Most of us have heard the story of the time our toddler got his chubby little mitts on something he shouldn’t. Permanent marker stains on the bedspread, cracked eggs on the floor, that sort of thing.

Well, for parents Ben and Jackee Belnap from Salt Lake City, their story is a tad more expensive. $1,500 to be exact.

Their two-year-old son, Leo, has made world news, and given his parents great 21st story fodder, by shredding an envelope containing the large sum of cash. 

Where IS that envelope?

The envelope containing $US1,060 ($1500) contained money that Leo’s die-hard University of Utah football fan parents had been saving up over the past year. The money was to pay back Ben’s dad for buying them season football tickets.

After tearing up the house in search of the cash, looking under rugs, in drawers and even in the garbage, they found it. 

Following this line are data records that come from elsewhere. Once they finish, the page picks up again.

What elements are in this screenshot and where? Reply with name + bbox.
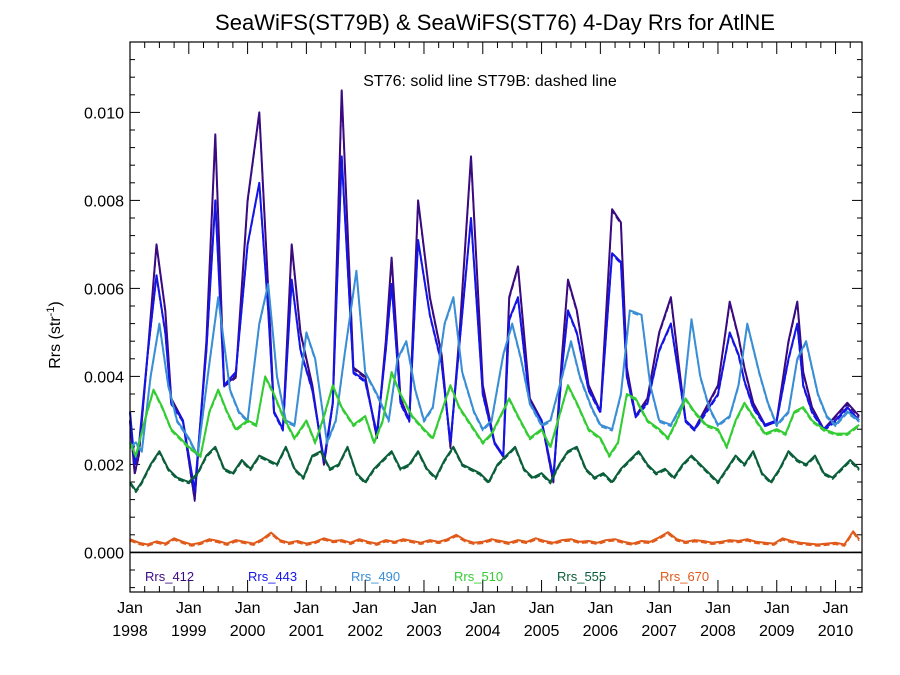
- y-tick-label: 0.006: [84, 281, 124, 298]
- x-tick-year: 2010: [818, 623, 854, 640]
- y-tick-label: 0.008: [84, 193, 124, 210]
- legend-entry-Rrs_510: Rrs_510: [454, 569, 503, 584]
- series-Rrs_555-solid: [129, 445, 860, 492]
- series-Rrs_412-solid: [129, 89, 860, 501]
- series-Rrs_443-solid: [129, 155, 860, 492]
- x-tick-month: Jan: [411, 600, 437, 617]
- legend-entry-Rrs_670: Rrs_670: [660, 569, 709, 584]
- legend-entry-Rrs_443: Rrs_443: [248, 569, 297, 584]
- x-tick-month: Jan: [235, 600, 261, 617]
- x-tick-year: 2002: [347, 623, 383, 640]
- x-tick-month: Jan: [293, 600, 319, 617]
- legend: Rrs_412 Rrs_443 Rrs_490 Rrs_510 Rrs_555 Rrs_6…: [145, 569, 709, 584]
- x-tick-month: Jan: [352, 600, 378, 617]
- y-axis-label-text: Rrs (str: [47, 316, 64, 369]
- x-tick-month: Jan: [176, 600, 202, 617]
- series-Rrs_510-solid: [129, 371, 860, 457]
- x-tick-month: Jan: [823, 600, 849, 617]
- y-axis-label: Rrs (str-1): [45, 301, 64, 369]
- x-tick-year: 2008: [700, 623, 736, 640]
- y-tick-label: 0.004: [84, 369, 124, 386]
- x-tick-year: 2007: [641, 623, 677, 640]
- x-tick-year: 2000: [230, 623, 266, 640]
- plot-frame: [129, 41, 863, 593]
- y-axis: 0.000 0.002 0.004 0.006 0.008 0.010: [84, 41, 862, 589]
- series-Rrs_670-dashed: [129, 531, 860, 547]
- y-tick-label: 0.000: [84, 545, 124, 562]
- series-Rrs_670-solid: [129, 530, 860, 546]
- y-tick-label: 0.002: [84, 457, 124, 474]
- series-layer: [129, 89, 860, 547]
- x-tick-year: 1999: [171, 623, 207, 640]
- y-axis-label-close: ): [47, 301, 64, 306]
- x-tick-month: Jan: [587, 600, 613, 617]
- chart-subtitle: ST76: solid line ST79B: dashed line: [363, 73, 617, 90]
- y-tick-label: 0.010: [84, 105, 124, 122]
- chart-title: SeaWiFS(ST79B) & SeaWiFS(ST76) 4-Day Rrs…: [215, 10, 775, 35]
- x-tick-year: 2006: [583, 623, 619, 640]
- series-Rrs_490-solid: [129, 269, 860, 457]
- y-axis-label-superscript: -1: [45, 307, 57, 317]
- x-tick-year: 1998: [112, 623, 148, 640]
- x-tick-year: 2009: [759, 623, 795, 640]
- x-tick-month: Jan: [705, 600, 731, 617]
- x-axis: Jan 1998 Jan 1999 Jan 2000 Jan 2001 Jan 2002 Jan 20…: [112, 42, 853, 640]
- legend-entry-Rrs_555: Rrs_555: [557, 569, 606, 584]
- legend-entry-Rrs_490: Rrs_490: [351, 569, 400, 584]
- x-tick-month: Jan: [117, 600, 143, 617]
- x-tick-month: Jan: [470, 600, 496, 617]
- x-tick-year: 2001: [289, 623, 325, 640]
- x-tick-year: 2003: [406, 623, 442, 640]
- x-tick-month: Jan: [764, 600, 790, 617]
- x-tick-month: Jan: [529, 600, 555, 617]
- x-tick-year: 2005: [524, 623, 560, 640]
- legend-entry-Rrs_412: Rrs_412: [145, 569, 194, 584]
- x-tick-month: Jan: [646, 600, 672, 617]
- series-Rrs_555-dashed: [129, 447, 860, 494]
- x-tick-year: 2004: [465, 623, 501, 640]
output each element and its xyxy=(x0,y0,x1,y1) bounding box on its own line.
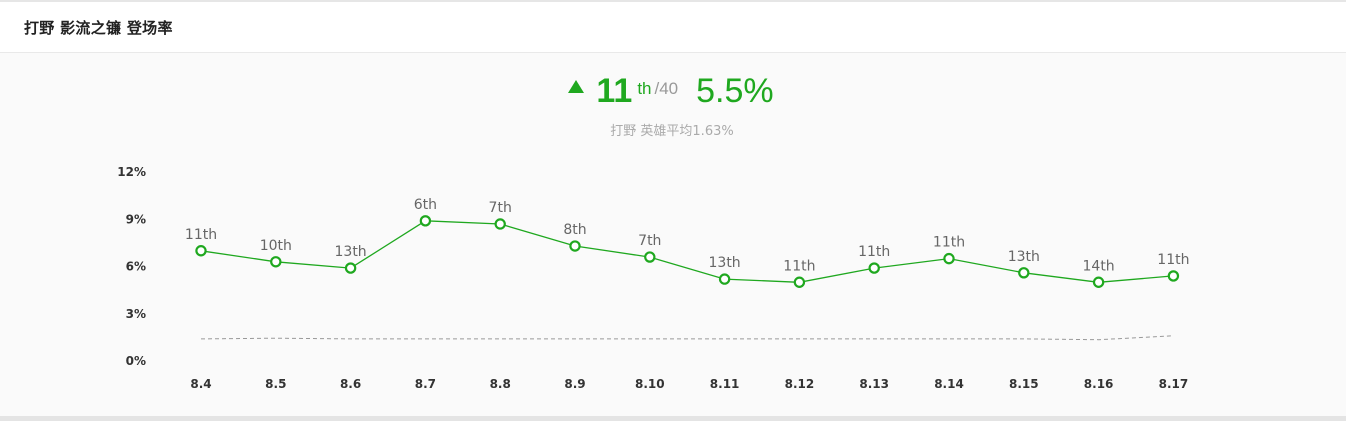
y-axis: 0% 3% 6% 9% 12% xyxy=(117,165,146,368)
y-tick-label: 6% xyxy=(126,260,146,274)
y-tick-label: 9% xyxy=(126,212,146,226)
rank-label: 11th xyxy=(858,244,890,260)
rank-label: 8th xyxy=(563,222,586,238)
x-tick-label: 8.15 xyxy=(1009,377,1039,391)
rank-label: 11th xyxy=(783,258,815,274)
panel-header: 打野 影流之镰 登场率 xyxy=(0,2,1346,53)
panel-bottom-border xyxy=(0,416,1346,421)
rank-label: 7th xyxy=(489,200,512,216)
rank-labels: 11th 10th 13th 6th 7th 8th 7th 13th 11th 11th 11th… xyxy=(185,197,1190,274)
data-point[interactable] xyxy=(419,215,432,227)
data-point[interactable] xyxy=(1092,276,1105,288)
x-tick-label: 8.10 xyxy=(635,377,665,391)
x-tick-label: 8.11 xyxy=(710,377,740,391)
x-tick-label: 8.4 xyxy=(190,377,211,391)
pick-rate-value: 5.5% xyxy=(696,72,774,110)
data-point[interactable] xyxy=(344,262,357,274)
data-point[interactable] xyxy=(943,252,955,265)
rank-total: /40 xyxy=(654,79,679,98)
x-tick-label: 8.7 xyxy=(415,377,436,391)
rank-label: 13th xyxy=(709,255,741,271)
rank-label: 11th xyxy=(1157,252,1189,268)
x-tick-label: 8.17 xyxy=(1159,377,1189,391)
data-point[interactable] xyxy=(195,245,207,257)
panel-title: 打野 影流之镰 登场率 xyxy=(24,19,173,37)
y-tick-label: 0% xyxy=(126,354,146,368)
average-series xyxy=(200,335,1174,341)
data-point[interactable] xyxy=(868,262,880,274)
rank-label: 14th xyxy=(1083,258,1115,274)
data-point[interactable] xyxy=(644,251,656,263)
rank-value: 11 xyxy=(596,72,633,110)
rank-label: 13th xyxy=(335,244,367,260)
trend-up-icon xyxy=(568,80,585,93)
rank-label: 6th xyxy=(414,197,437,213)
x-tick-label: 8.6 xyxy=(340,377,361,391)
rank-label: 7th xyxy=(638,233,661,249)
average-rate-caption: 打野 英雄平均1.63% xyxy=(0,120,1346,139)
data-point[interactable] xyxy=(569,240,581,252)
rank-label: 10th xyxy=(260,238,292,254)
x-tick-label: 8.16 xyxy=(1084,377,1114,391)
y-tick-label: 12% xyxy=(117,165,146,179)
data-point[interactable] xyxy=(494,218,506,230)
x-tick-label: 8.12 xyxy=(785,377,815,391)
x-tick-label: 8.9 xyxy=(564,377,585,391)
data-point[interactable] xyxy=(270,256,282,268)
pick-rate-line xyxy=(200,220,1174,283)
x-tick-label: 8.13 xyxy=(859,377,889,391)
pick-rate-series xyxy=(195,215,1180,288)
x-tick-label: 8.8 xyxy=(490,377,511,391)
data-point[interactable] xyxy=(793,276,806,288)
data-point[interactable] xyxy=(1167,270,1180,282)
data-point[interactable] xyxy=(1018,267,1030,279)
y-tick-label: 3% xyxy=(126,307,146,321)
rank-label: 13th xyxy=(1008,249,1040,265)
rank-label: 11th xyxy=(185,227,217,243)
rank-suffix: th xyxy=(637,79,652,98)
x-tick-label: 8.5 xyxy=(265,377,286,391)
average-rate-text: 打野 英雄平均1.63% xyxy=(610,124,734,139)
x-tick-label: 8.14 xyxy=(934,377,964,391)
data-point[interactable] xyxy=(718,273,731,285)
x-axis: 8.4 8.5 8.6 8.7 8.8 8.9 8.10 8.11 8.12 8.13 8.14 8.… xyxy=(190,377,1188,391)
average-series-line xyxy=(200,335,1174,341)
rank-label: 11th xyxy=(933,235,965,251)
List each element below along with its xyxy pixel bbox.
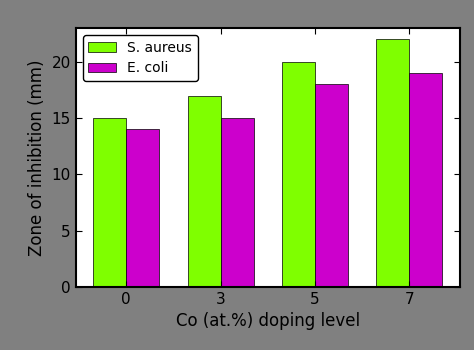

“I’m digging through the trash,” Ben Belnap told KSL local news, “and [Jackee] hollers and says, ‘I found it’.”

It was in the shredder. In a thousand tiny stringy bits. 

Shredded money

“At first I cried”

Jackee knew straightaway their cute tot was the culprit. He had been helping her shred junk mail and documents, so he knew what to do – feed it, bzzzz and yippee, streamers!

Although Jackee says she shed a few tears upon the discovery Leo had destroyed their savings, a smile eventually took over.

“As devastated and as sick as we were, this was one of those moments where you just have to laugh,” Jackee told KSL.

Toddler hiding behind curtain

All is not lost

There is hope that Jackee and Ben may be able to retrieve the money.

Apparently, the US Bureau of Engraving and Printing offers a solution in the event that a toddler destroys hundreds of dollars by accident – because you know, it happens!

In fact, the bureau has an entire “Mutilated Currency Division” which is devoted to “redeeming” burned, waterlogged, chemically altered, rodent-chewed or deteriorated money – a free service to the public. It handles approximately 30,000 claims per year, redeeming more than $US30 million in mutilated cash, according to its website.

The currency “must be forwarded to the Bureau of Engraving and Printing for examination by trained experts before any redemption is made,” the website says.

After Ben contacted the treasury department, he was told to send the remains of the money to Washington.

Ben shared the below image of the shredded money having been separated from junk mail and other paper. In six months to three years, they MAY get it back.